Yesterday, I kept trying to log in to my HPCC account and I got a message saying “explicit kill or server shutdown”. I thought perhaps there was something wrong with my Windows machine. Let’s face it, there’s always something wrong with Windows. I did all of the usual things – closed the XWin program, restarted the computer. I tried logging on to my account using two other computers and I still could not log on.
I tried using Fetch on my Mac to upload a file. The little Fetch dog kept running and running but nothing happened. No error message, just a continually running little Fetch dog.
Since it wasn’t my computer – I had tried logging on with three computers using three different operating systems – it must be my account. I logged in with another account no problem. Hmmm … definitely my account.
I logged in using PuTTY on my Windows machine thinking perhaps something had gone wrong with the XWin settings. I tried editing a file using Pico and it would not let me save it, saying “Disk quota exceeded”. This really made no sense since the quota for my project directory had been doubled to 200 GB due to another anomaly, a day or so ago. I had tried to copy a file and received a message “disk quota exceeded”.
I had looked at the files in my project directory and everything seemed fine. However, I asked the kind folks at HPCC to increase my quota to 200 GB and they did. Still, I did not think I had over 50 GB in my project directory.

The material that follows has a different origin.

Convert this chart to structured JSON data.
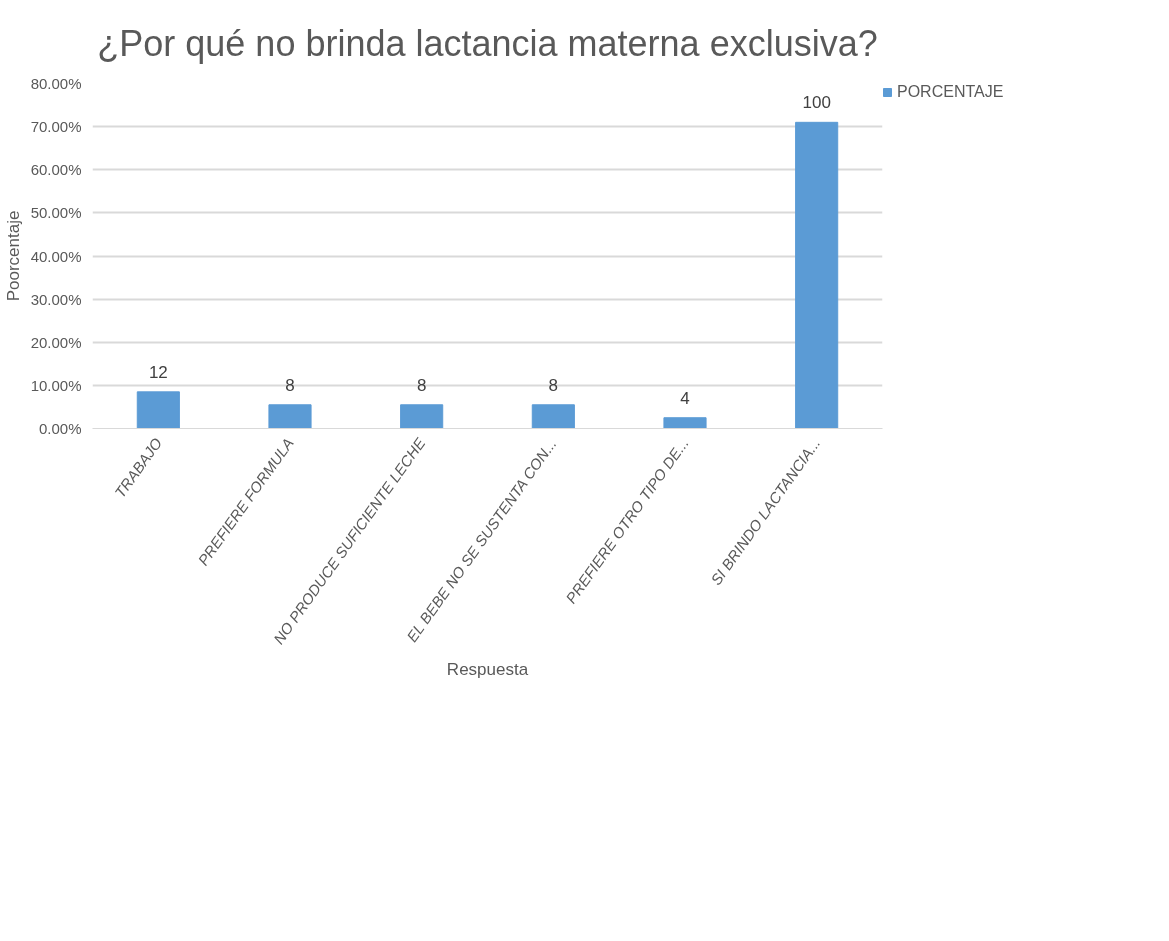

Having managed to log in with PuTTY, I searched around my home directory, did an ls and found that I had inadvertently at some point saved a very large file to my project directory instead of my home director by having my home directory in the LIBNAME statement instead of my project directory. This had greatly exceeded my personal disk space quota of 100 MB. So … I moved the file from my home directory to my project directory giving myself gonzo amounts of space again and life was good.
LIBNAME libref “~/somename” ;
saves things to your home directory. I know that. I must have just been in a hurry.
Since I had just enough space in my home directory for the dataset to completely fill it up, my SAS job ran fine without errors and I was locked out of my account and over quota for a day.
LIBNAME libref “/projectdirectory/subdirectory” ;
saves it in your project directory.
Beware the ~ !!!!